Celtics and Avery Bradley find winning hard without Rajon Rondo

The Celtics loss to the Denver Nuggets showed what has already been evident. That when the game gets tight and you need someone to get them in the right spots, Rondo is sorely missed.  It was painful to watch Avery Bradley and Courtney Lee drown under the responsibility of having to run a set play.

Reality set in and the team reverted back to what it knows to do best; shoot jump shots. Everyone took part in this shoot-em out affair and the Celtics lack of athleticism and toughness in the middle hurt them. Kenneth Faried did whatever he wanted in the paint.  He reached over, through, around, under, no matter which way you slice it he made Brandon Bass invisible.  Which in hindsight isn't a hard thing to do.  It would have been nice to have someone, other than Rondo and KG capable of giving a consistent effort on the boards.

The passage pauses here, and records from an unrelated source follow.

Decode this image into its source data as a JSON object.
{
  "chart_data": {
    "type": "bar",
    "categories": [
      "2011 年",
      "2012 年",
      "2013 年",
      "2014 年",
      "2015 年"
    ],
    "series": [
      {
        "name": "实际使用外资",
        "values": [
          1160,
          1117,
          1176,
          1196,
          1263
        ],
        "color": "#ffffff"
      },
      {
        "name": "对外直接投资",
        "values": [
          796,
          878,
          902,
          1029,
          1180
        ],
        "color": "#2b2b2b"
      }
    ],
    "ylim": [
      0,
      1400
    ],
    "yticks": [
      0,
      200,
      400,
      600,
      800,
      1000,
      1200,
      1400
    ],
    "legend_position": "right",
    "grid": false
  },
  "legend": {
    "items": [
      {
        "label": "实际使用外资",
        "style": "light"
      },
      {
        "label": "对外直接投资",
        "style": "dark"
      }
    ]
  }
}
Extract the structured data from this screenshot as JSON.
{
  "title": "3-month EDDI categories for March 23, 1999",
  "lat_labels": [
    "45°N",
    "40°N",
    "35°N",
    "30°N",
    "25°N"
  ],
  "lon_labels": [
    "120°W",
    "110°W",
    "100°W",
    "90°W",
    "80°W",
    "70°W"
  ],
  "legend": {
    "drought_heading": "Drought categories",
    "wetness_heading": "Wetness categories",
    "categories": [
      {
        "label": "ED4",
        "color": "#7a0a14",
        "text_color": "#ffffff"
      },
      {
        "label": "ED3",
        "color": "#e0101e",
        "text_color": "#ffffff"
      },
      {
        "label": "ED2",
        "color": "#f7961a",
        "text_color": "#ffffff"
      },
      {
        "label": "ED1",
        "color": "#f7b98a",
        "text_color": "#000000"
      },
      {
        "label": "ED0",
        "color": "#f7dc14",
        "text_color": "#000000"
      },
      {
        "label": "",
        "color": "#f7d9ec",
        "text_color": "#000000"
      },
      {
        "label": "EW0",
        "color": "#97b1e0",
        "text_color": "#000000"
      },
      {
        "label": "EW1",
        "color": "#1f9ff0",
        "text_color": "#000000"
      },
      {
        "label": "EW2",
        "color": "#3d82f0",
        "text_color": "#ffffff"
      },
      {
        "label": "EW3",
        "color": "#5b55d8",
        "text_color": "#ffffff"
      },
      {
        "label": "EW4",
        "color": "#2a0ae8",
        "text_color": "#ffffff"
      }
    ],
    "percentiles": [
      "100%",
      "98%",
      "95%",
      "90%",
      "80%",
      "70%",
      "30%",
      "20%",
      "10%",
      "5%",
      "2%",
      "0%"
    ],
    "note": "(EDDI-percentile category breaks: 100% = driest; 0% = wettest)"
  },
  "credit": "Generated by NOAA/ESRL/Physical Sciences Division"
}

Paul Pierce and KG have not had to carry a team by themselves in over 6 years and I don't think that they have the energy required to do so.  They have always had 'the young fella' Rondo, to be the brash, bold, irritating force he can be when the pressure is on.  AB, JET, nor Lee combined can do what Rondo does; that is to make a triple double seem almost pedestrian by nature. These are the dog days of the NBA season and Avery Bradley has never been in this position.

You can see how his trademark defense is slipping; you can tell that he has a new found respect for the injured all-star's ability to do what he does so well. It is a baptism by fire under any circumstances, but to do it for the most storied franchise in the NBA is another thing.

Rondo has been the lightning rod for things that is going wrong with the Celtics and even when he does excel, they call him selfish.  It is what it is, but the evidence is clear, Avery Bradley has to step-up his performance or the Celtics will suddenly find themselves hanging on as the eighth-seed.

They face Kobe and the "sideshow" Dwight Howard tonight; both teams are struggling for their own reasons,  but Boston must stem the tide and not slip back into the odd habit of compiling extended losing streaks.